2.     The second question is:  What has been the reason for people who have learned to work together across differences breaking apart and combatting one another again, with a “we/they” frame of mind?

The answer in my experience is when the group feels threatened by the other (collectively) on its principle identity, with the risk of this being tremendously expanded when a leader is present who elevates the threat to an existential level.

A classic example which I experienced was in Bosnia-Herzegovina.  Muslims and Christians had worked, lived and married together there for many years.  But, Milosevic fired up the antagonism between Muslim and Christian and what had been cooperation and collaboration became murder and genocide.

Or take more recently, the relationship between Russia and the United States.  A few years ago, 70-80% of Russians viewed the United States favorably.  Now it’s 20-25%.  Why?  Russians have been led to believe that the United States is, bluntly, out to get Russia, to punish it, to surround it.  There was evidence in the expansion of NATO to support this and other things about which I won’t get into detail here.  And all this was escalated by all-too-paranoid rhetoric by President Putin mirrored by many in the United States.  We didn’t understand each other’s situation.  And yet, even now, there are common things that we’re working on, such as the Iran nuclear treaty.
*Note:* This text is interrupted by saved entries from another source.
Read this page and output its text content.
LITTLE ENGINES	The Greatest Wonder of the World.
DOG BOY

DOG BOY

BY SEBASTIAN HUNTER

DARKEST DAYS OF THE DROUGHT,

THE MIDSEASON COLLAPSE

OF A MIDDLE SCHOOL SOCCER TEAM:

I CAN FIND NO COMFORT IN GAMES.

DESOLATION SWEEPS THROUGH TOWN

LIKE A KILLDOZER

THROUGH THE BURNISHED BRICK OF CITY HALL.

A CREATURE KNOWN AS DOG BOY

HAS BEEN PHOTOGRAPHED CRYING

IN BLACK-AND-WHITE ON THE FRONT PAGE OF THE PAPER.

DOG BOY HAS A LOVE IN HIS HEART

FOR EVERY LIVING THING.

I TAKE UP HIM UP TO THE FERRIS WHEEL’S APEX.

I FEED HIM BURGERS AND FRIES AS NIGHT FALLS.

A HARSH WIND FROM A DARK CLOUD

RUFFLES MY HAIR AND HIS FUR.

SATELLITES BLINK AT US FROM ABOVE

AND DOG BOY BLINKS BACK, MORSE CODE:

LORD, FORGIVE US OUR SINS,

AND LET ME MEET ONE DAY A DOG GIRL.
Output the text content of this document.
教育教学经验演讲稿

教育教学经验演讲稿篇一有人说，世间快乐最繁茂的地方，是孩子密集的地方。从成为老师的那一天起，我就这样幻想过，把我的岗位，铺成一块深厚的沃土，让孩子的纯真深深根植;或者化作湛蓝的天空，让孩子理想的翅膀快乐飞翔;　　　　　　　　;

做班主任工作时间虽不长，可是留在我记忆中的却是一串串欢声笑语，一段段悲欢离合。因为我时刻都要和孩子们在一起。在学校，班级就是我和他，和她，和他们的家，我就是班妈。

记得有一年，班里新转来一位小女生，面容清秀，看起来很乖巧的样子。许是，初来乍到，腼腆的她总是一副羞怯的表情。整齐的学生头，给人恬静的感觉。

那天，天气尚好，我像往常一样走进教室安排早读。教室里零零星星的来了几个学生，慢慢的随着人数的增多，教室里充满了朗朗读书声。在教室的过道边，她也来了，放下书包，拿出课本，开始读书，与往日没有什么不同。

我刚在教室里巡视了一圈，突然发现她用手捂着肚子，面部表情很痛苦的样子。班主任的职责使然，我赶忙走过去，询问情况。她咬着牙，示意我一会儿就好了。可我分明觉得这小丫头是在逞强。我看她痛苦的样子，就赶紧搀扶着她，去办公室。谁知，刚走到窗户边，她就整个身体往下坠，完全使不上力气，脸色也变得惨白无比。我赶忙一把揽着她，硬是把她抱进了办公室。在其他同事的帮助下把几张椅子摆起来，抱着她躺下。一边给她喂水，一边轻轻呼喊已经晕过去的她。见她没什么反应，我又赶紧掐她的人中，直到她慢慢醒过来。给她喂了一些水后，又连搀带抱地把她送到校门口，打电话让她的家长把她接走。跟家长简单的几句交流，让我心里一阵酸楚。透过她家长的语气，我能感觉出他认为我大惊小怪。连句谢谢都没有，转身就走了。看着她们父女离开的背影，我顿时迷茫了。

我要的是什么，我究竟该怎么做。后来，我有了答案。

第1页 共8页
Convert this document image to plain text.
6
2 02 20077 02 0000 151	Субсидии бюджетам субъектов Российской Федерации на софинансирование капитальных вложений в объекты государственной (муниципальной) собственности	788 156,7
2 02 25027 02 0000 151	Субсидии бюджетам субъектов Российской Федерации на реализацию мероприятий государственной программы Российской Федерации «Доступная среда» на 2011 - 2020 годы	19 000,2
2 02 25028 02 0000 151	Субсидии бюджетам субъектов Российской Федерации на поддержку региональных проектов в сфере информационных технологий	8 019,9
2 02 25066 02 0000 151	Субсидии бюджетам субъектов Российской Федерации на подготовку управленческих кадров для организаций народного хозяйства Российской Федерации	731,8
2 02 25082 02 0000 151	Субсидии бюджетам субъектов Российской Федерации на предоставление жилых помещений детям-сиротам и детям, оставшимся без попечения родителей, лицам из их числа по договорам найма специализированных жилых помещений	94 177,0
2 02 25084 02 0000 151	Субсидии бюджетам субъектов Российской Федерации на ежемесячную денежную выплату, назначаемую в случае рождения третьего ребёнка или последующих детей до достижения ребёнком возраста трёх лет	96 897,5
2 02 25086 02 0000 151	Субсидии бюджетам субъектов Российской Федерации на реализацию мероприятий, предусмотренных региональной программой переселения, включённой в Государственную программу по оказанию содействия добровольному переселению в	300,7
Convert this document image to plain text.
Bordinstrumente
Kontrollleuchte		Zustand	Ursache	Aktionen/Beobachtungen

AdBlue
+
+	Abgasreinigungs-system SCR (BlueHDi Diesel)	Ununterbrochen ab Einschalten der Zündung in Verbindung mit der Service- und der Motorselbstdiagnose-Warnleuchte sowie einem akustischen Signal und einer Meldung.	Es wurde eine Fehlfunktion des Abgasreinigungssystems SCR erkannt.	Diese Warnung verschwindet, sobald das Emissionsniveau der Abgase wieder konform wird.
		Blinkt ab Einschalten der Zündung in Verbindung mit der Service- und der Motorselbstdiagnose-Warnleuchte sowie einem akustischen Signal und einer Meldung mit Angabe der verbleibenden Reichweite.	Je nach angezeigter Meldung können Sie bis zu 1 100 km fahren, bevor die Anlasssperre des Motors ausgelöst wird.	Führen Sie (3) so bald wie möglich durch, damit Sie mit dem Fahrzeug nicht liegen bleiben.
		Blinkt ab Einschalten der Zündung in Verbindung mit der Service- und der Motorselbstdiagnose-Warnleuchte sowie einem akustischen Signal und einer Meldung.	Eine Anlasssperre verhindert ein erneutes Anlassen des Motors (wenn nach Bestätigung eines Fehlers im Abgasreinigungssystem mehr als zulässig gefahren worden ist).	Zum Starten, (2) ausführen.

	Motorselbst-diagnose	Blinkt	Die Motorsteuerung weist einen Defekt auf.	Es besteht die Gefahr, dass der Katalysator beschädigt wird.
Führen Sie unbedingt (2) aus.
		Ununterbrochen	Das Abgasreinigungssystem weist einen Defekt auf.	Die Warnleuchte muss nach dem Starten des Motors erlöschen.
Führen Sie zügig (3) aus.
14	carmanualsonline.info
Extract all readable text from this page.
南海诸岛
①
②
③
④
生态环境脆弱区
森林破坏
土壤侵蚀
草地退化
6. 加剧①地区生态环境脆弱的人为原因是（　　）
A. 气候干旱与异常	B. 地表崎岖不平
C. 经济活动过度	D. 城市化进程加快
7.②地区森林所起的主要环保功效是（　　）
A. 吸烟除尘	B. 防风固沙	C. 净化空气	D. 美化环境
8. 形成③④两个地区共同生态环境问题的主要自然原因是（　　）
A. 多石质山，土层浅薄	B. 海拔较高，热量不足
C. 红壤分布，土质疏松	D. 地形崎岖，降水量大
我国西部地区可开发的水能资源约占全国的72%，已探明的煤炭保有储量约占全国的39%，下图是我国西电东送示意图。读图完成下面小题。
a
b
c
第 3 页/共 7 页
Finally, I’d simply say that Cannadine’s book does not (nor do I suggest it tries to) deny the reality that a deeply imbedded trait of human nature is to compare ourselves to others in a search for elevating our own sense of self-worth.  And that this has and will continue to result in animosity between groups defined by different Religions, Nations, Nationalities, and Race.

Our task, as I’ve often said, is to see the other person in ourselves and ourselves in them.  To understand that, while our interests and beliefs will never be totally the same, we have far more to gain by working together with respect, knowing that our commonalities (e.g., the desire for security for our family, safety, a decent level of living) are greater than our differences.